Show Existence of Fixed Point in $\mathbb{R}^n$ with Euclidean Metric Consider the closed unit ball in $\mathbb{R}^n$, $B = \{ x \in \mathbb{R}^n : \|x\| \leq 1 \}$ with the Euclidean metric. Then let $g : B \rightarrow B$ be a function such that
$$\|g(x) - g(y)\| \leq \|x - y\|$$ for all $x$, $y \in B$. Then show that $g$ has a fixed point.
I have considered breaking $B$ down into two sets. Let $A$ is the set of all points in $B$ such that $g$ is an isometry. Then we have that if $B = A$ then the zero point is fixed. Otherwise, $B \setminus A$ under $g$ is a contraction map. It would therefore have a fixed point if $B \setminus A$ was closed (hence complete), but I cannot seem to show this. Any advice would be appreciated!
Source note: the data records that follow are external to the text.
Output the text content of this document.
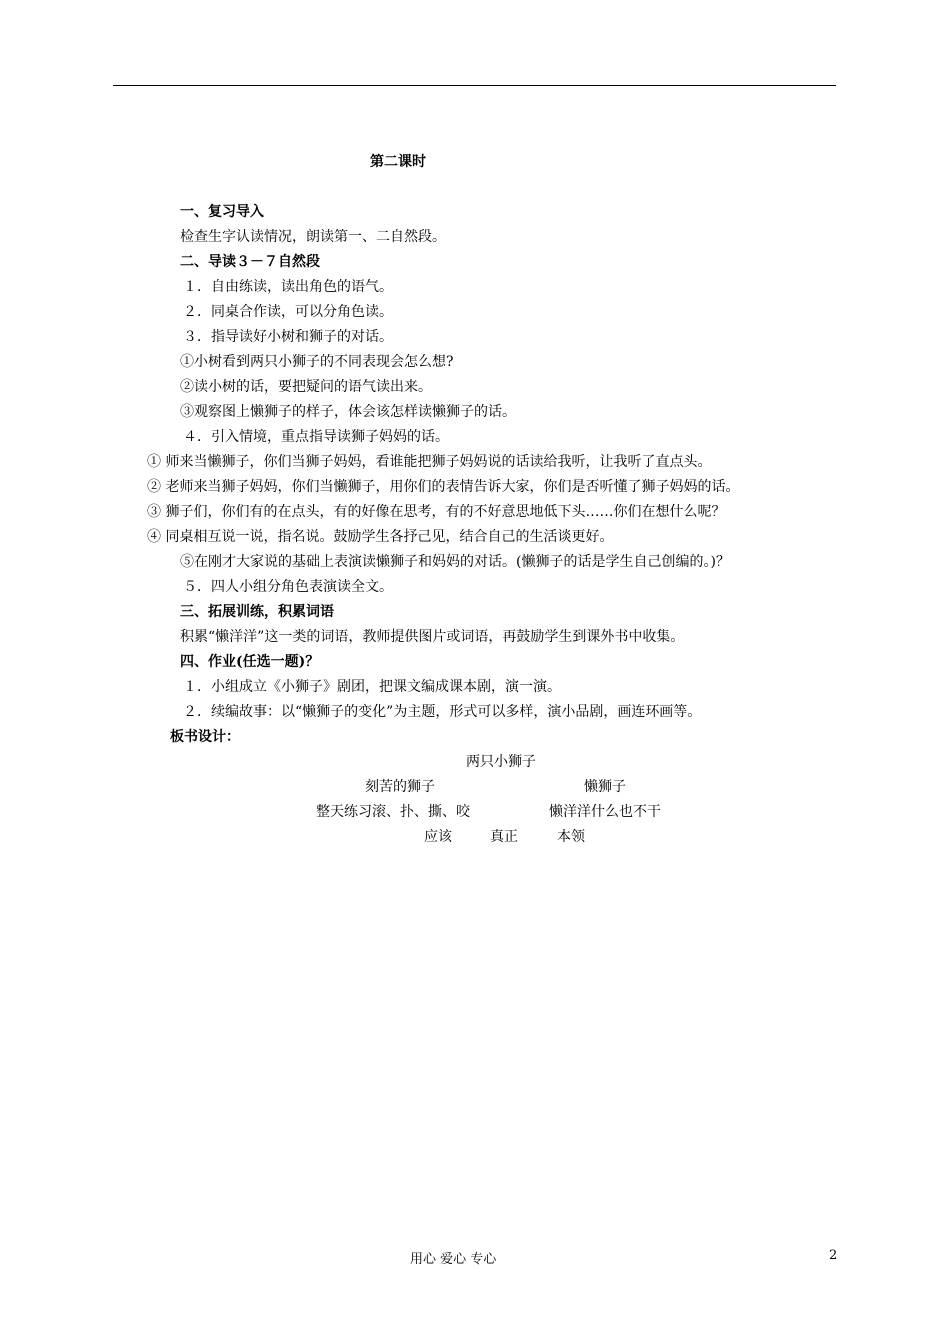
第二课时
一、复习导入
检查生字认读情况，朗读第一、二自然段。
二、导读３－７自然段
１．自由练读，读出角色的语气。
２．同桌合作读，可以分角色读。
３．指导读好小树和狮子的对话。
①小树看到两只小狮子的不同表现会怎么想?
②读小树的话，要把疑问的语气读出来。
③观察图上懒狮子的样子，体会该怎样读懒狮子的话。
４．引入情境，重点指导读狮子妈妈的话。
① 师来当懒狮子，你们当狮子妈妈，看谁能把狮子妈妈说的话读给我听，让我听了直点头。
② 老师来当狮子妈妈，你们当懒狮子，用你们的表情告诉大家，你们是否听懂了狮子妈妈的话。
③ 狮子们，你们有的在点头，有的好像在思考，有的不好意思地低下头……你们在想什么呢？
④ 同桌相互说一说，指名说。鼓励学生各抒己见，结合自己的生活谈更好。
⑤在刚才大家说的基础上表演读懒狮子和妈妈的对话。(懒狮子的话是学生自己创编的。)？
５．四人小组分角色表演读全文。
三、拓展训练，积累词语
积累“懒洋洋”这一类的词语，教师提供图片或词语，再鼓励学生到课外书中收集。
四、作业(任选一题)？
１．小组成立《小狮子》剧团，把课文编成课本剧，演一演。
２．续编故事：以“懒狮子的变化”为主题，形式可以多样，演小品剧，画连环画等。
板书设计：
两只小狮子
刻苦的狮子	懒狮子
整天练习滚、扑、撕、咬	懒洋洋什么也不干
应该	真正	本领
用心 爱心 专心	2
Do I need to do something with compactness perhaps?
 A: If $g:R^n\rightarrow R^n$, this is not true, consider a non trivial translation.
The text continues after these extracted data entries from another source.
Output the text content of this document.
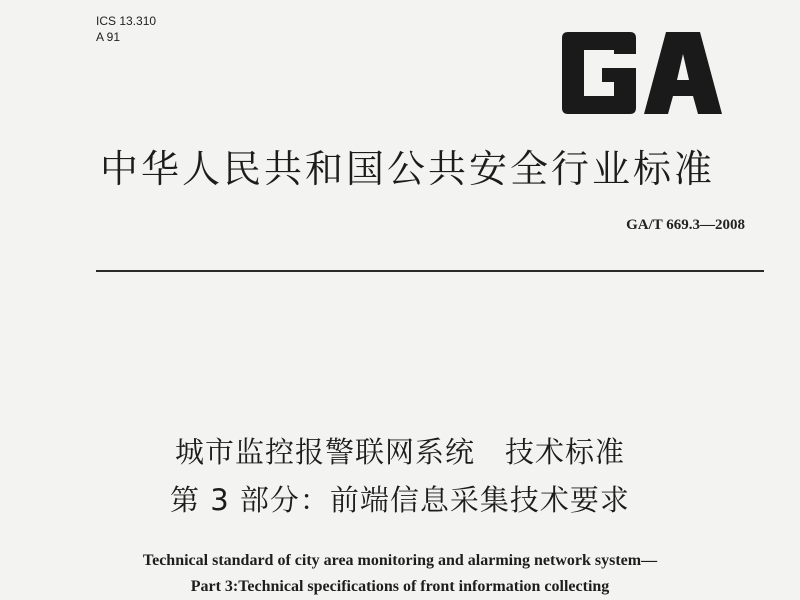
ICS 13.310
A 91
中华人民共和国公共安全行业标准
GA/T 669.3—2008
城市监控报警联网系统　技术标准
第 3 部分：前端信息采集技术要求
Technical standard of city area monitoring and alarming network system—
Part 3:Technical specifications of front information collecting
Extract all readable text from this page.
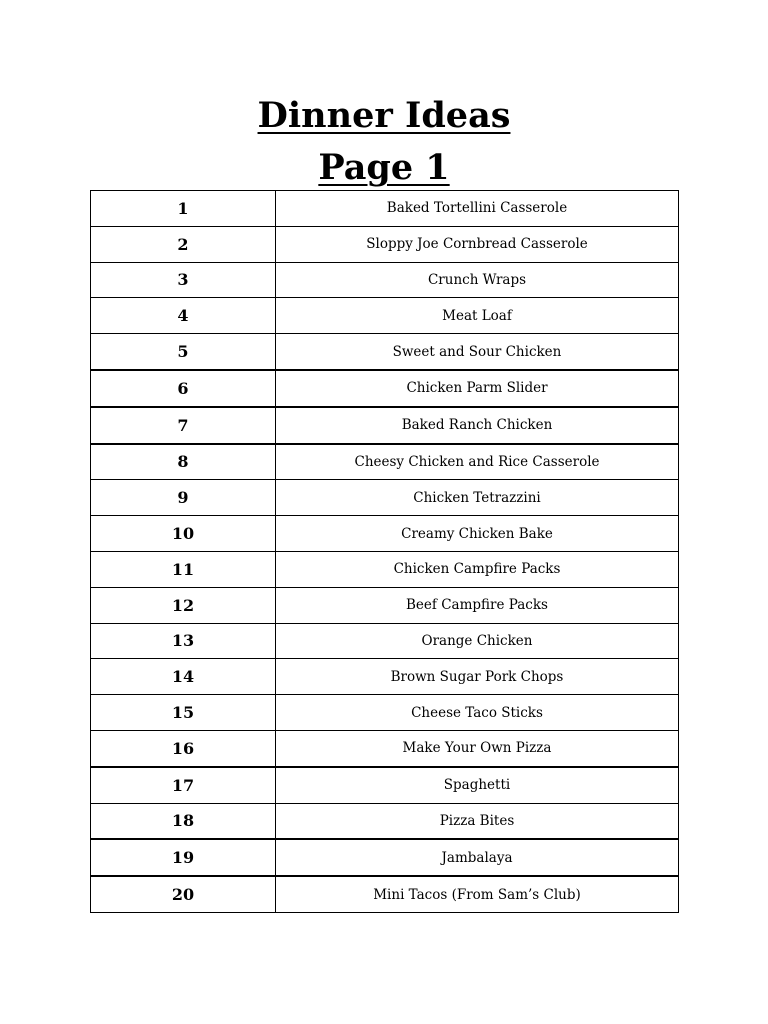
Dinner Ideas
Page 1
1	Baked Tortellini Casserole
2	Sloppy Joe Cornbread Casserole
3	Crunch Wraps
4	Meat Loaf
5	Sweet and Sour Chicken
6	Chicken Parm Slider
7	Baked Ranch Chicken
8	Cheesy Chicken and Rice Casserole
9	Chicken Tetrazzini
10	Creamy Chicken Bake
11	Chicken Campfire Packs
12	Beef Campfire Packs
13	Orange Chicken
14	Brown Sugar Pork Chops
15	Cheese Taco Sticks
16	Make Your Own Pizza
17	Spaghetti
18	Pizza Bites
19	Jambalaya
20	Mini Tacos (From Sam’s Club)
Since you have edited your question, If you say that $g:B\rightarrow B$, it is an application of the Brouwer fixed-point theorem.
https://en.wikipedia.org/wiki/Brouwer_fixed-point_theorem
A: Hint: Here are three steps to prove it
1) If there is a continuous map $ g: B \to B$ with no fixed points then there will be a smooth map $h :  B \to B$, without fixed points
Use the fact that we can approximate a continuous function by a differentiable one, and consider the positive continuous function $x \mapsto |g(x) - x|$. 
2) If there is a smooth map $h: B \to B $ with no fixed points then the unitary sphere $S^{n-1}$ is a smooth retract of the unitary ball $B \subset \mathbb R^n$. 
Consider the retraction defined by $\rho: B \to S^{n-1}$ where $\rho (x) = $ intersection of the semi-line $\overline{g(x)x}$ with the sphere $S^{n-1}$. 
3) There is no smooth retraction $\rho : B \to S^{n-1}$. 
Suppose there is a retraction $\rho: B \to \partial B$ of class $C^2$. Let $\omega$ be a $C^1$ form of maximum degree in $\partial B$, such that $\displaystyle \int_{\partial B} \omega \neq 0$ (take the volume element, for instance). Now $\omega$ is closed, that is, $d\omega = 0$. By Stokes Theorem, plus the fact that $\rho|_{\partial B} = id$, we have $$0 \neq \int_{\partial B} \omega = \int_{\partial B} \rho^*\omega = \int_{B} d(\rho^*\omega) = \int_{B} \rho^*(d\omega) = \int_{B} \rho^*0 = 0$$
which yields a contradiction.